Higher education in prisons is a sound investment in our future, as it improves safety, sparks opportunity, increases racial equity, and is a proven tool to decrease America’s notoriously high recidivism rates. In fact, incarcerated people who participate in postsecondary education programs are 48 percent less likely to recidivate than those who do not. But after the 1994 Crime Bill ended Pell Grant eligibility for incarcerated students, postsecondary educational opportunities in prisons decreased precipitously. Education strengthens families, increases employment rates and earning potential on release, provides financial savings for states, and safeguards dignity for people who participate in these programs. Legislation to restore Pell eligibility to incarcerated students has wide bipartisan support, and we urge federal leadership to ensure that this legislation is passed as quickly as possible.

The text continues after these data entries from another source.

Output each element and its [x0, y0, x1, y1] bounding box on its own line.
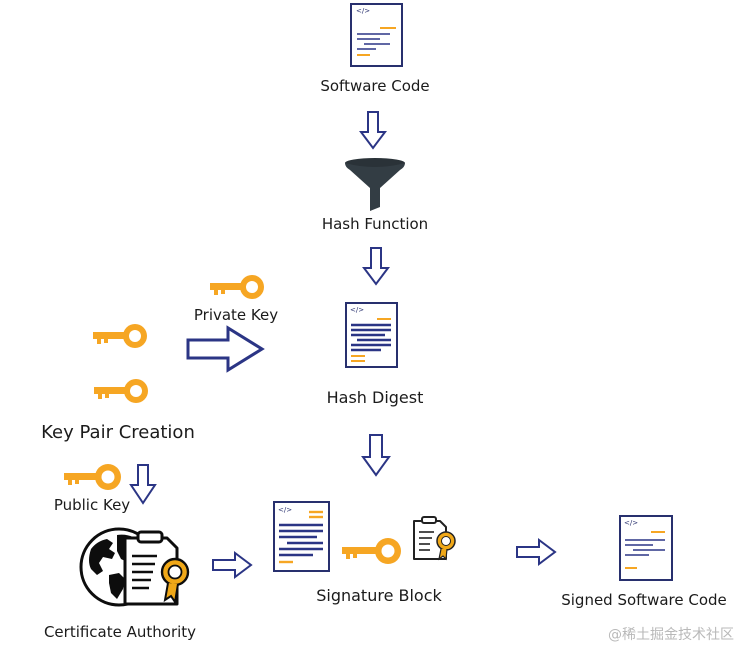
- certificate-icon: [123, 530, 190, 606]
- key-icon-pair-top: [93, 324, 147, 348]
- signature-block-label: Signature Block: [316, 586, 442, 605]
- certificate-icon-small: [413, 516, 456, 561]
- arrow-down-icon-2: [362, 247, 390, 286]
- arrow-right-icon-certificate: [212, 551, 253, 579]
- software-code-document-icon: </>: [350, 3, 403, 67]
- public-key-label: Public Key: [53, 496, 131, 514]
- hash-function-label: Hash Function: [321, 215, 429, 233]
- signed-software-code-document-icon: </>: [619, 515, 673, 581]
- funnel-icon: [345, 158, 405, 211]
- hash-digest-document-icon: </>: [345, 302, 398, 368]
- key-pair-creation-label: Key Pair Creation: [41, 422, 195, 443]
- svg-text:</>: </>: [624, 519, 638, 527]
- key-icon-public: [64, 464, 121, 490]
- private-key-label: Private Key: [193, 306, 279, 324]
- watermark: @稀土掘金技术社区: [608, 627, 734, 643]
- arrow-down-icon-4: [129, 464, 157, 505]
- signature-block-document-icon: </>: [273, 501, 330, 572]
- svg-text:</>: </>: [278, 506, 292, 514]
- arrow-down-icon-3: [361, 434, 391, 477]
- software-code-label: Software Code: [320, 77, 430, 95]
- key-icon-signature: [342, 538, 401, 564]
- arrow-right-icon-signed: [516, 538, 557, 566]
- arrow-down-icon-1: [359, 111, 387, 150]
- svg-text:</>: </>: [350, 306, 364, 314]
- svg-text:</>: </>: [356, 7, 370, 15]
- certificate-authority-label: Certificate Authority: [43, 623, 197, 641]
- hash-digest-label: Hash Digest: [326, 388, 424, 407]
- signed-software-code-label: Signed Software Code: [561, 591, 727, 609]
- key-icon-pair-bottom: [94, 379, 148, 403]
- arrow-right-icon-private-key: [186, 325, 265, 373]
- key-icon-private: [210, 275, 264, 299]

Ensure federally funded universal representation for all people facing deportation

Unlike in our criminal legal system, there is no right to a public defender for people facing the devastating consequences of detention and deportation in immigration court. While the federal government currently provides representation to certain people with mental illness in detention and to some unaccompanied children, most immigrants who cannot afford to pay for an attorney—including an estimated 70 percent of people in detention—are left to fend for themselves while facing highly trained government attorneys. And without zealous legal representation, release from detention is nearly impossible, including for humanitarian reasons and despite the COVID-19 pandemic. The available data underscores the impact that legal advocacy has on the lives of immigrants caught in the deportation dragnet: Immigrants who are represented by lawyers are 3.5 times more likely to be released and up to 10 times more likely to establish their right to remain in the United States. Public support for access to counsel is widespread, with national polling indicating that 87 percent of people in the United States support government-funded lawyers for all, including people in immigration court. Such programs already exist around the country, in more than 40 jurisdictions across 18 states. By enacting federally funded universal representation for people facing deportation, the federal government can take a critical step toward a vision of justice that centers due process, human dignity, and fairness.